3. Outsource your non-core business processes, or parts of them. In this way, you will not have to organize the department's work and control it; you can forget about the risks — the outsourcer will take the responsibility for the legislation compliance. However, to make the best of outsourcing, you have to set the task correctly, and it might not be easy, since it takes expertise in the service in question.

4. Norms and standards. A Service Level Agreement is not meant for external providers only. Set the deadlines for the documents' approval, user request closure, set a standard for a number of operations per minute. Of course, you can't find such norms for every industry. Sometimes they are closely connected with your company features. Let's say, financial analysis will be ready much faster if you have an ERP system. However, there are several methods for setting the labor norms. A "working day photo" is one of them. In this case, a consultant spends several days with your employees registering all their activities. On an observation basis, the consulting company will make recommendations regarding the labor efficiency at your enterprise and propose labor norms.

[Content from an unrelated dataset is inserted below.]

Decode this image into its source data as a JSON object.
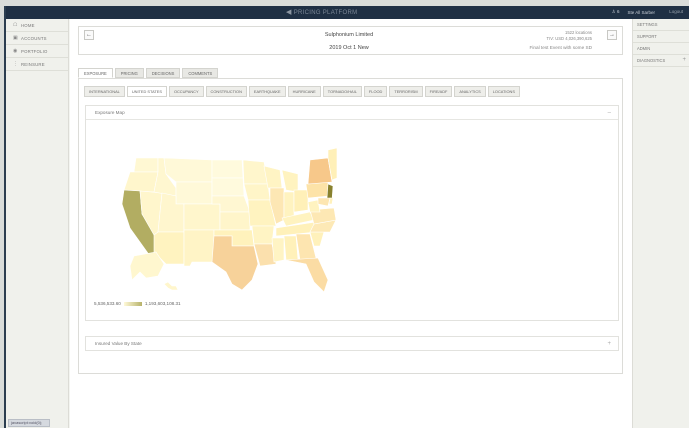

5. Audit, internal or external. You can audit the performance of the department or just several processes it supports (HR administration, IT infrastructure). It will help you to understand how well the processes are organized, if they meet the legislation requirements and what you can improve.

But the best way to secure your non-core business processes is, of course, to find the best people for them. People you can trust. Trust but verify — that rule goes both for people and money.